Winner of the Pulitzer Prize

Buenos Aires Herald on The Sympathizer

Nicolás Meyer reviews The Sympathizer by Viet Thanh Nguyen. Originally published by Buenos Aires Herald

Spanish cover for The Sympathizer by Viet Thanh Nguyen

Here’s a superlative novel about espionage, ideology, identity, war, race, friendship, guilt and more. The “more” includes incisive and barbed observations about power games between nations, between East and West, and between individuals. The text, which is engrossing throughout, achieves moments of white-hot intensity. US critics, who have tripped over one another to praise it, have made allusions to John Le Carré, Joseph Conrad, George Orwell and Graham Greene. Fully justified.

The artificer is Viet Thanh Nguyen, a US author whose family got out of South Vietnam as it was collapsing in 1975. He was then four years old, so what happens in this novel, which is set around that time, doesn’t come from his direct personal experience. It comes from research, which clearly must have included many things that people told him — though in his acknowledgments he mainly mentions texts — and from astute insight.

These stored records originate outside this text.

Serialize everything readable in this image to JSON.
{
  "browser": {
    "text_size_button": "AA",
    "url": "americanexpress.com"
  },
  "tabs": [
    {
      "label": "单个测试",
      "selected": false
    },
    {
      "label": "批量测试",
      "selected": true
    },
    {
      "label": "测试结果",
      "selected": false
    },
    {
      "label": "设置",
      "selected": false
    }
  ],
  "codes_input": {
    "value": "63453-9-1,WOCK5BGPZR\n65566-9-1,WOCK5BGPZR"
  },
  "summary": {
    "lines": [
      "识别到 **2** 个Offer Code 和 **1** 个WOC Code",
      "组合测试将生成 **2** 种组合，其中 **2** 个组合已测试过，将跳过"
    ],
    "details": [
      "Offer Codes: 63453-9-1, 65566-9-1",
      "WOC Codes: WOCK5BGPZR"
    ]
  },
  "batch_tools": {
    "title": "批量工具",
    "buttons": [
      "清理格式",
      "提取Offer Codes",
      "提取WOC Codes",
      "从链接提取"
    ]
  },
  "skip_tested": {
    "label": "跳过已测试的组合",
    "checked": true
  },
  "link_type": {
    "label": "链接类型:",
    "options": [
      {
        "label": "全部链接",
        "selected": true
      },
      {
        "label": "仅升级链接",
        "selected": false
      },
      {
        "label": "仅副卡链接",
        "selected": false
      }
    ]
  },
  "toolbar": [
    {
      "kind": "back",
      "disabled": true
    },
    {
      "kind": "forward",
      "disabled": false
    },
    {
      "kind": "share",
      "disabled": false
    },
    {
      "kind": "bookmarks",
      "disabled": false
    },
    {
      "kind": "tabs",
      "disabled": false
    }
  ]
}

Readers are told in the first sentence that the central character is what is known in spy-talk as a “sleeper.” They quickly learn that, specifically, he is a Communist mole amid the Vietnamese refugees living in the United States. And since it likewise emerges that the story is being written by him in the form of a prison-cell memoir or confession to an unnamed “Commandant,” they see that his travails aren’t over.

A spook who has been out in the cold very long may have picked up ideological infections along the way, and this has to be established and purged out of him through interrogation and, er, guidance. If necessary, enhanced guidance. A spy’s “re-education” is one of the harrowing highlights of the book. Another is the monstrously chaotic and bungled evacuation of Saigon. After the city falls, it looks like a narrative lapse, a small one, when the victorious Communists don’t insist on always referring to it as Ho Chi Minh City. In fact, they never do.

Nguyen has a flair for words and imagery. In the émigré community in the US, “we soaped ourselves with sadness and rinsed ourselves with hope” (the quotes here are retranslations from the Spanish edition). “America, land of supermarkets and superhighways, supersonic planes and Superman, aircraft supercarriers and the Super Bowl!… all nations think themselves superior in their way, but has there ever existed (another) country capable of coining so many ‘super’ words emerging from the Federal Reserve of its narcissism?”

In a word, Nguyen is pitiless when it comes to analysing and skewering national characteristics, attitudes and actions, both US and Vietnamese. The French and Japanese don’t escape either. The narrator, whose father is a French priest, is particularly bitter at the Vietnamese contempt towards “bastards,” whom they refer to by that word to their face.

It should be stressed that the book isn’t a grim slog throughout. Much of the time, the mental outlook of the first-person chronicler, who’s definitely a bastard in the other sense of the word, is a kind of bittersweetly jaundiced optimism.

Speaking of which, after 80 percent of the story the latter suddenly shifts away from that strictly first-person chronicling. Since, in doing that, the author wasn’t seeking to make any kind of point on the basis of the switch in itself, but only needed to make it for narrative convenience, it might have felt like less of a lurch if a “Part II” or other separation device had been employed.

Nguyen never uses inverted commas; it’s a stylistic choice. Sometimes this gives extra immediacy to the dialogue, by diving into it unmediated by such quotation-marks. Sometimes it makes the reader retrace the words to work out when, precisely, reported speech ended and dialogue began, or who is speaking it.

At some point the reader realises that having a mixed parentage, or some abnormal physical characteristic, isn’t only the trait in itself but also a symbol of something about the person involved — an advantage, a limitation, a way of seeing things. It may be a matter of taste if this is seen as clever or too unsubtle. At any rate, Nguyen can point to the use of a hunched back on Richard III to symbolise a warped character.

One of the sections that stand out in this work deals with Hollywood, specifically with the making of a movie (undisguisedly like Francis Ford Coppola’s Apocalypse Now). “This was the first war in which the losers were to write the history, instead of the victors.” Nguyen hates the film for reducing the Vietnamese to little more than extras in their own land. In a scorching novel, this part finds him at his most mordant.